The Planck mass makes the units work out "nicely" in a lot of equations, sort of like radians are a very "natural" unit of angle measure, or $e \approx 2.71828...$ is a very "natural" base for exponential functions and logarithms.
But size-wise, the Planck mass isn't anything special. Wikipedia says a flea egg weighs about one Planck mass; so, it is possible to have masses much smaller than the Planck mass.
Mass isn't "quantized" in the sense that every object has mass an integer multiple of the Planck mass, the way electric charge is "quantized" in the sense that every object has electric charge an integer multiple of the charge on an electron (or, if you prefer, the charge on a quark).

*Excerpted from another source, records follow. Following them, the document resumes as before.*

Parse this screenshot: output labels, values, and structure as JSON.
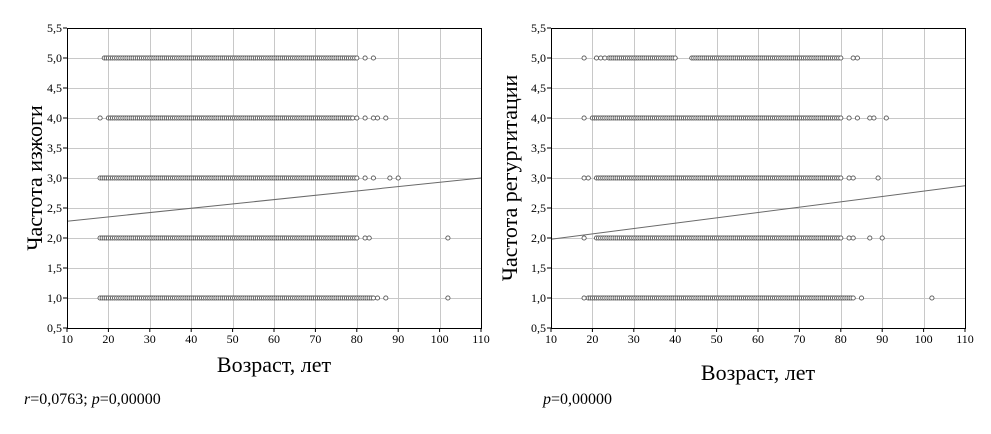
{
  "chart_data": [
    {
      "type": "scatter",
      "xlabel": "Возраст, лет",
      "ylabel": "Частота изжоги",
      "xlim": [
        10,
        110
      ],
      "ylim": [
        0.5,
        5.5
      ],
      "xticks": [
        "10",
        "20",
        "30",
        "40",
        "50",
        "60",
        "70",
        "80",
        "90",
        "100",
        "110"
      ],
      "yticks": [
        "0,5",
        "1,0",
        "1,5",
        "2,0",
        "2,5",
        "3,0",
        "3,5",
        "4,0",
        "4,5",
        "5,0",
        "5,5"
      ],
      "grid": true,
      "annotation": {
        "r_label": "r",
        "r_value": "=0,0763; ",
        "p_label": "p",
        "p_value": "=0,00000"
      },
      "series": [
        {
          "y": 1.0,
          "x_ranges": [
            [
              18,
              84
            ]
          ],
          "x_extra": [
            85,
            87,
            102
          ]
        },
        {
          "y": 2.0,
          "x_ranges": [
            [
              18,
              80
            ]
          ],
          "x_extra": [
            82,
            83,
            102
          ]
        },
        {
          "y": 3.0,
          "x_ranges": [
            [
              18,
              80
            ]
          ],
          "x_extra": [
            82,
            84,
            88,
            90
          ]
        },
        {
          "y": 4.0,
          "x_ranges": [
            [
              20,
              79
            ]
          ],
          "x_extra": [
            18,
            80,
            82,
            84,
            85,
            87
          ]
        },
        {
          "y": 5.0,
          "x_ranges": [
            [
              19,
              80
            ]
          ],
          "x_extra": [
            82,
            84
          ]
        }
      ],
      "trend": {
        "x": [
          10,
          110
        ],
        "y": [
          2.28,
          3.0
        ]
      },
      "colors": {
        "points": "#555555",
        "trend": "#6a6a6a",
        "grid": "#c8c8c8"
      }
    },
    {
      "type": "scatter",
      "xlabel": "Возраст, лет",
      "ylabel": "Частота регургитации",
      "xlim": [
        10,
        110
      ],
      "ylim": [
        0.5,
        5.5
      ],
      "xticks": [
        "10",
        "20",
        "30",
        "40",
        "50",
        "60",
        "70",
        "80",
        "90",
        "100",
        "110"
      ],
      "yticks": [
        "0,5",
        "1,0",
        "1,5",
        "2,0",
        "2,5",
        "3,0",
        "3,5",
        "4,0",
        "4,5",
        "5,0",
        "5,5"
      ],
      "grid": true,
      "annotation": {
        "p_label": "p",
        "p_value": "=0,00000"
      },
      "series": [
        {
          "y": 1.0,
          "x_ranges": [
            [
              19,
              83
            ]
          ],
          "x_extra": [
            18,
            85,
            102
          ]
        },
        {
          "y": 2.0,
          "x_ranges": [
            [
              21,
              80
            ]
          ],
          "x_extra": [
            18,
            82,
            83,
            87,
            90
          ]
        },
        {
          "y": 3.0,
          "x_ranges": [
            [
              21,
              80
            ]
          ],
          "x_extra": [
            18,
            19,
            82,
            83,
            89
          ]
        },
        {
          "y": 4.0,
          "x_ranges": [
            [
              20,
              80
            ]
          ],
          "x_extra": [
            18,
            82,
            84,
            87,
            88,
            91
          ]
        },
        {
          "y": 5.0,
          "x_ranges": [
            [
              24,
              40
            ],
            [
              44,
              80
            ]
          ],
          "x_extra": [
            18,
            21,
            22,
            23,
            83,
            84
          ]
        }
      ],
      "trend": {
        "x": [
          10,
          110
        ],
        "y": [
          1.98,
          2.87
        ]
      },
      "colors": {
        "points": "#555555",
        "trend": "#6a6a6a",
        "grid": "#c8c8c8"
      }
    }
  ]
}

You haven't understood the concepts here quite right I think. It is not that ordinary physics cannot describe things happening over small distances (Planck length for example), it is rather a question of interaction energies between point-like entities such as quarks and electrons. Even Newtonian physics can describe an ordinary ball moving through a distance of one Planck length. But if a process is characterised in its dynamics by very short distances, then quantum theory will be needed.
The Planck mass is important in that if the collision energy between point-like particles is of order one Planck mass multiplied by $c^2$, then we need a quantum gravity type of theory to describe the process.